The novel – the image (above) of the cover from Vintage edition of 1991 – is believed, according to Wikipedia, to be based on the cholera epidemic that killed a large percentage of Oran’s population, a small town in Algeria, in 1849, following French colonization, but the novel is placed in France in the 1940s.
The Plague is considered as an existentialist classic, similar to Kafka’s work, in particular, The Trial, where “individual sentences have multiple meanings, the material often pointedly resonating as a stark allegory of phenomenal consciousness and the human condition [Wikipedia].” Not only has The Plague been read as an allegorical treatment of the French resistance to Nazi occupation during WWII, but also how the world deals with the philosophical notion of the Absurd.
Camus wrote the novel about everyday life under quarantine for the inhabitants of Oran. It takes the reader through various questions related to the nature of destiny and human conditions. The book is a perfect display of characters as ‘human types’ – from politicians to doctors and holidaymakers to fugitives – all showing the effects the plague has on their psychology and how they respond.
Villains – like a priest – exploit the uncertainty of the humanitarian crisis as a tool for manipulation to enforce through their ideological agenda, where, for instance, the priest uses the plaque to increase his flock. As Applebaum says: “He tells his congregation that the epidemic is God’s way of punishing unbelievers.” She adds: “In modern Italy, the first person to seek to manipulate the anxiety created by the coronavirus was Matteo Salvini, the Italian far-right leader who immediately called for the government to shut the country’s borders, stop all public meetings and keep people home.”
Heroes, on the other hand, are, however, not the kind of heroes – superheroes or role models one finds in other fiction or movies – but are the doctors and the volunteers who help them, or even, as Applebaum says: “a civil servant, Monsieur Grand, who seeks to deal with the plague by recording it, measuring it, and keeping track of what has happened: ‘This insignificant and self-effacing hero who had nothing to recommend him but a little goodness in his heart and apparently a ridiculous ideal. This would be to give the truth its due, to give the sum of two and two as four.’ Grand, Dr Rieux, and a few others try to use science, transparency, and accuracy to contain and control the disease and to save as many people as possible, without giving in to hysteria or despair: ‘It may seem a ridiculous idea, but the only way to fight the plague is with decency’.”
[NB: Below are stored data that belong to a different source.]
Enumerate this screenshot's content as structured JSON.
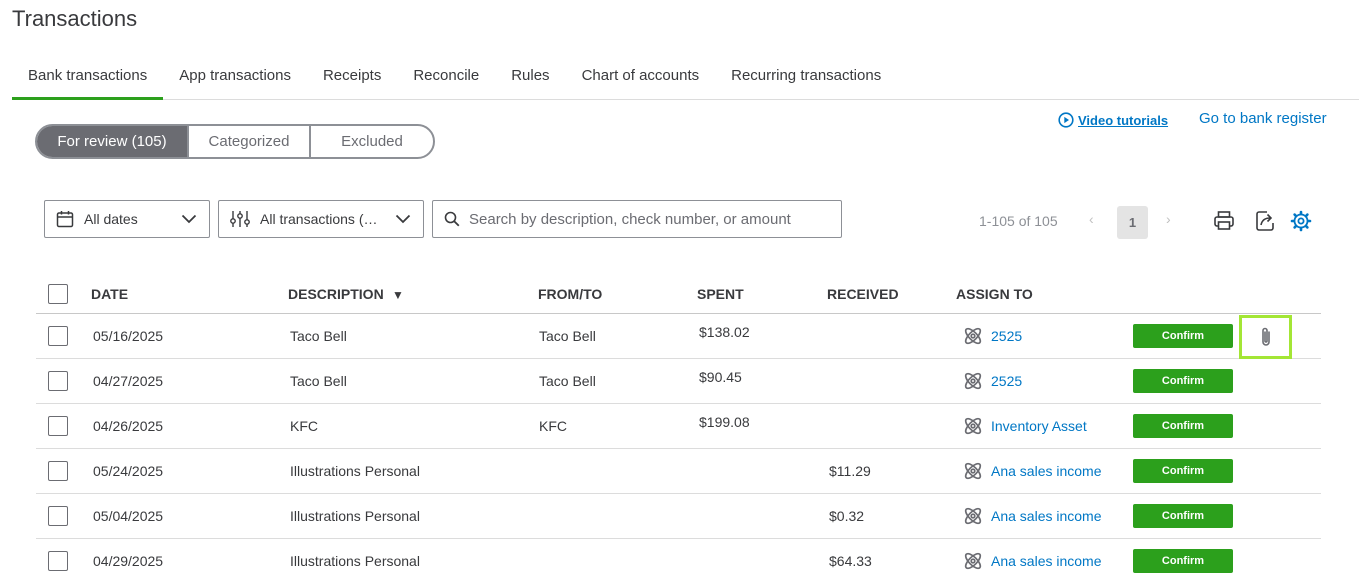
{
  "page": {
    "title": "Transactions"
  },
  "tabs": [
    {
      "label": "Bank transactions",
      "active": true
    },
    {
      "label": "App transactions"
    },
    {
      "label": "Receipts"
    },
    {
      "label": "Reconcile"
    },
    {
      "label": "Rules"
    },
    {
      "label": "Chart of accounts"
    },
    {
      "label": "Recurring transactions"
    }
  ],
  "links": {
    "video_tutorials": "Video tutorials",
    "bank_register": "Go to bank register"
  },
  "segments": [
    {
      "label": "For review (105)",
      "active": true
    },
    {
      "label": "Categorized"
    },
    {
      "label": "Excluded"
    }
  ],
  "filters": {
    "dates": {
      "label": "All dates",
      "icon": "calendar-icon"
    },
    "transactions": {
      "label": "All transactions (…",
      "icon": "sliders-icon"
    }
  },
  "search": {
    "placeholder": "Search by description, check number, or amount",
    "value": ""
  },
  "pagination": {
    "summary": "1-105 of 105",
    "current_page": "1",
    "prev": "‹",
    "next": "›"
  },
  "toolbar_icons": [
    "print-icon",
    "export-icon",
    "settings-gear-icon"
  ],
  "table": {
    "headers": {
      "date": "DATE",
      "description": "DESCRIPTION",
      "sort_indicator": "▼",
      "from_to": "FROM/TO",
      "spent": "SPENT",
      "received": "RECEIVED",
      "assign_to": "ASSIGN TO"
    },
    "confirm_label": "Confirm",
    "rows": [
      {
        "date": "05/16/2025",
        "description": "Taco Bell",
        "from_to": "Taco Bell",
        "spent": "$138.02",
        "received": "",
        "assign_to": "2525",
        "attachment": true
      },
      {
        "date": "04/27/2025",
        "description": "Taco Bell",
        "from_to": "Taco Bell",
        "spent": "$90.45",
        "received": "",
        "assign_to": "2525"
      },
      {
        "date": "04/26/2025",
        "description": "KFC",
        "from_to": "KFC",
        "spent": "$199.08",
        "received": "",
        "assign_to": "Inventory Asset"
      },
      {
        "date": "05/24/2025",
        "description": "Illustrations Personal",
        "from_to": "",
        "spent": "",
        "received": "$11.29",
        "assign_to": "Ana sales income"
      },
      {
        "date": "05/04/2025",
        "description": "Illustrations Personal",
        "from_to": "",
        "spent": "",
        "received": "$0.32",
        "assign_to": "Ana sales income"
      },
      {
        "date": "04/29/2025",
        "description": "Illustrations Personal",
        "from_to": "",
        "spent": "",
        "received": "$64.33",
        "assign_to": "Ana sales income"
      }
    ]
  },
  "colors": {
    "accent_green": "#2ca01c",
    "link_blue": "#0077c5",
    "highlight": "#a3e635"
  }
}
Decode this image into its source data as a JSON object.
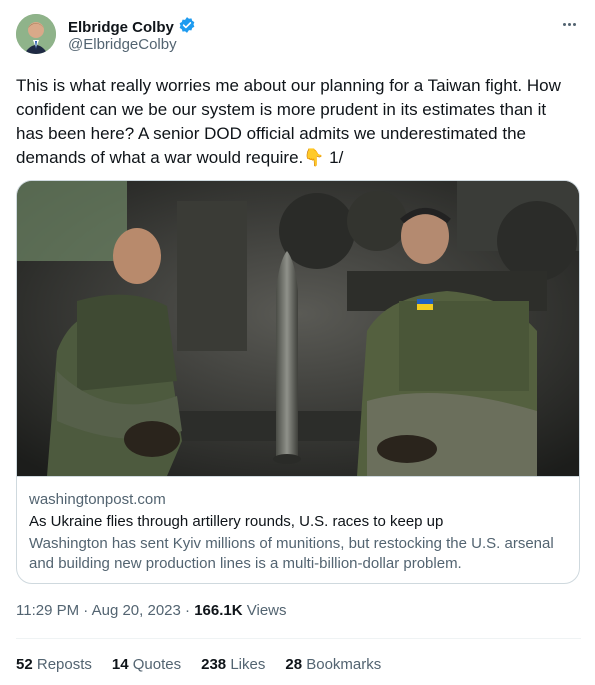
{
  "author": {
    "display_name": "Elbridge Colby",
    "handle": "@ElbridgeColby",
    "verified": true
  },
  "tweet": {
    "text": "This is what really worries me about our planning for a Taiwan fight. How confident can we be our system is more prudent in its estimates than it has been here? A senior DOD official admits we underestimated the demands of what a war would require.",
    "emoji": "👇",
    "thread_marker": "1/"
  },
  "link_card": {
    "domain": "washingtonpost.com",
    "title": "As Ukraine flies through artillery rounds, U.S. races to keep up",
    "description": "Washington has sent Kyiv millions of munitions, but restocking the U.S. arsenal and building new production lines is a multi-billion-dollar problem."
  },
  "meta": {
    "time": "11:29 PM",
    "separator": "·",
    "date": "Aug 20, 2023",
    "views_count": "166.1K",
    "views_label": "Views"
  },
  "stats": {
    "reposts_count": "52",
    "reposts_label": "Reposts",
    "quotes_count": "14",
    "quotes_label": "Quotes",
    "likes_count": "238",
    "likes_label": "Likes",
    "bookmarks_count": "28",
    "bookmarks_label": "Bookmarks"
  },
  "colors": {
    "text": "#0f1419",
    "secondary": "#536471",
    "verified": "#1d9bf0",
    "border": "#cfd9de"
  }
}
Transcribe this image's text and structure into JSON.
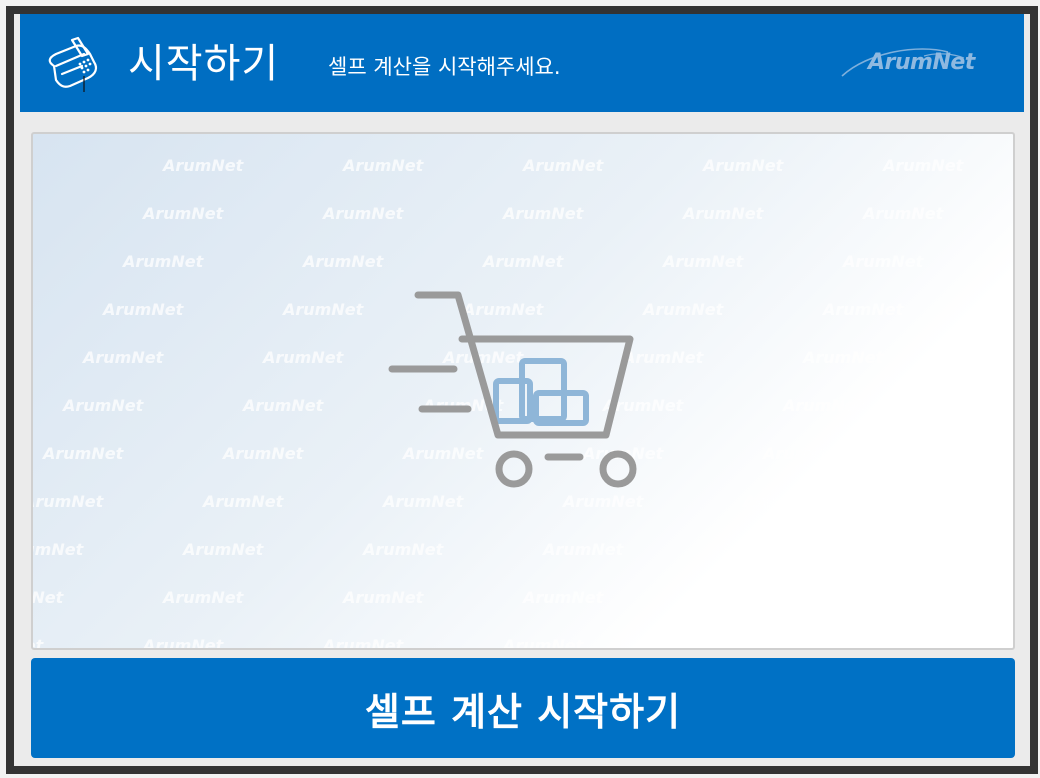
{
  "header": {
    "title": "시작하기",
    "subtitle": "셀프 계산을 시작해주세요.",
    "icon": "payment-card-terminal-icon",
    "logo_text": "ArumNet"
  },
  "main": {
    "illustration": "shopping-cart-icon",
    "watermark_text": "ArumNet"
  },
  "footer": {
    "start_button_label": "셀프 계산 시작하기"
  },
  "colors": {
    "header_bg": "#006ec2",
    "button_bg": "#0071c5",
    "frame": "#333333",
    "cart_stroke": "#9a9a9a",
    "boxes_stroke": "#8fb6d8"
  }
}
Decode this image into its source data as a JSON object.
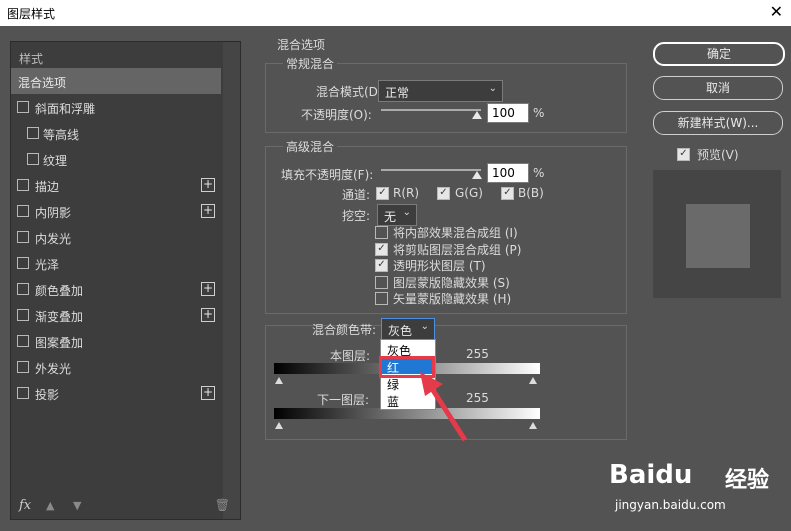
{
  "window": {
    "title": "图层样式",
    "close_glyph": "✕"
  },
  "left_panel": {
    "header": "样式",
    "items": [
      {
        "label": "混合选项",
        "selected": true,
        "has_checkbox": false,
        "has_plus": false
      },
      {
        "label": "斜面和浮雕",
        "has_checkbox": true,
        "has_plus": false
      },
      {
        "label": "等高线",
        "has_checkbox": true,
        "sub": true
      },
      {
        "label": "纹理",
        "has_checkbox": true,
        "sub": true
      },
      {
        "label": "描边",
        "has_checkbox": true,
        "has_plus": true
      },
      {
        "label": "内阴影",
        "has_checkbox": true,
        "has_plus": true
      },
      {
        "label": "内发光",
        "has_checkbox": true,
        "has_plus": false
      },
      {
        "label": "光泽",
        "has_checkbox": true,
        "has_plus": false
      },
      {
        "label": "颜色叠加",
        "has_checkbox": true,
        "has_plus": true
      },
      {
        "label": "渐变叠加",
        "has_checkbox": true,
        "has_plus": true
      },
      {
        "label": "图案叠加",
        "has_checkbox": true,
        "has_plus": false
      },
      {
        "label": "外发光",
        "has_checkbox": true,
        "has_plus": false
      },
      {
        "label": "投影",
        "has_checkbox": true,
        "has_plus": true
      }
    ],
    "fx_label": "fx"
  },
  "blend_options": {
    "section_title": "混合选项",
    "general": {
      "title": "常规混合",
      "mode_label": "混合模式(D):",
      "mode_value": "正常",
      "opacity_label": "不透明度(O):",
      "opacity_value": "100",
      "opacity_unit": "%"
    },
    "advanced": {
      "title": "高级混合",
      "fill_label": "填充不透明度(F):",
      "fill_value": "100",
      "fill_unit": "%",
      "channels_label": "通道:",
      "channels": [
        {
          "label": "R(R)",
          "checked": true
        },
        {
          "label": "G(G)",
          "checked": true
        },
        {
          "label": "B(B)",
          "checked": true
        }
      ],
      "knockout_label": "挖空:",
      "knockout_value": "无",
      "options": [
        {
          "label": "将内部效果混合成组 (I)",
          "checked": false
        },
        {
          "label": "将剪贴图层混合成组 (P)",
          "checked": true
        },
        {
          "label": "透明形状图层 (T)",
          "checked": true
        },
        {
          "label": "图层蒙版隐藏效果 (S)",
          "checked": false
        },
        {
          "label": "矢量蒙版隐藏效果 (H)",
          "checked": false
        }
      ]
    },
    "blend_if": {
      "label": "混合颜色带:",
      "value": "灰色",
      "this_layer_label": "本图层:",
      "this_layer_min": "0",
      "this_layer_max": "255",
      "underlying_label": "下一图层:",
      "underlying_min": "0",
      "underlying_max": "255",
      "menu_options": [
        "灰色",
        "红",
        "绿",
        "蓝"
      ],
      "highlighted_option": "红"
    }
  },
  "right_panel": {
    "ok_label": "确定",
    "cancel_label": "取消",
    "new_style_label": "新建样式(W)...",
    "preview_label": "预览(V)",
    "preview_checked": true
  },
  "watermark": {
    "text_brand": "Baidu",
    "text_cn": "经验",
    "url": "jingyan.baidu.com"
  },
  "colors": {
    "highlight": "#1e78d4",
    "annotation": "#e53a4a"
  }
}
I agree with Applebaum, who adds:
These are the kinds of people who will be the heroes in our era, too. The scientists and public-health scholars who immediately put out information about numbers and cases; the research teams that immediately began to work on vaccines; the nurses and doctors who immediately decide to remain inside quarantined regions, as many did in Italy, as well as in Wuhan, China. Not all of their judgments will be correct, and they will not always agree with one another: There is no precise way to determine which quarantines and cancellations are prudent and which are unreasonable, given the potential economic effects on the one hand, and the real desire to slow the spread of the epidemic on the other. In Italy, there have already been a few public squabbles among virologists who have different estimates of how bad the disease will be. … But at least they have the public’s interest at heart.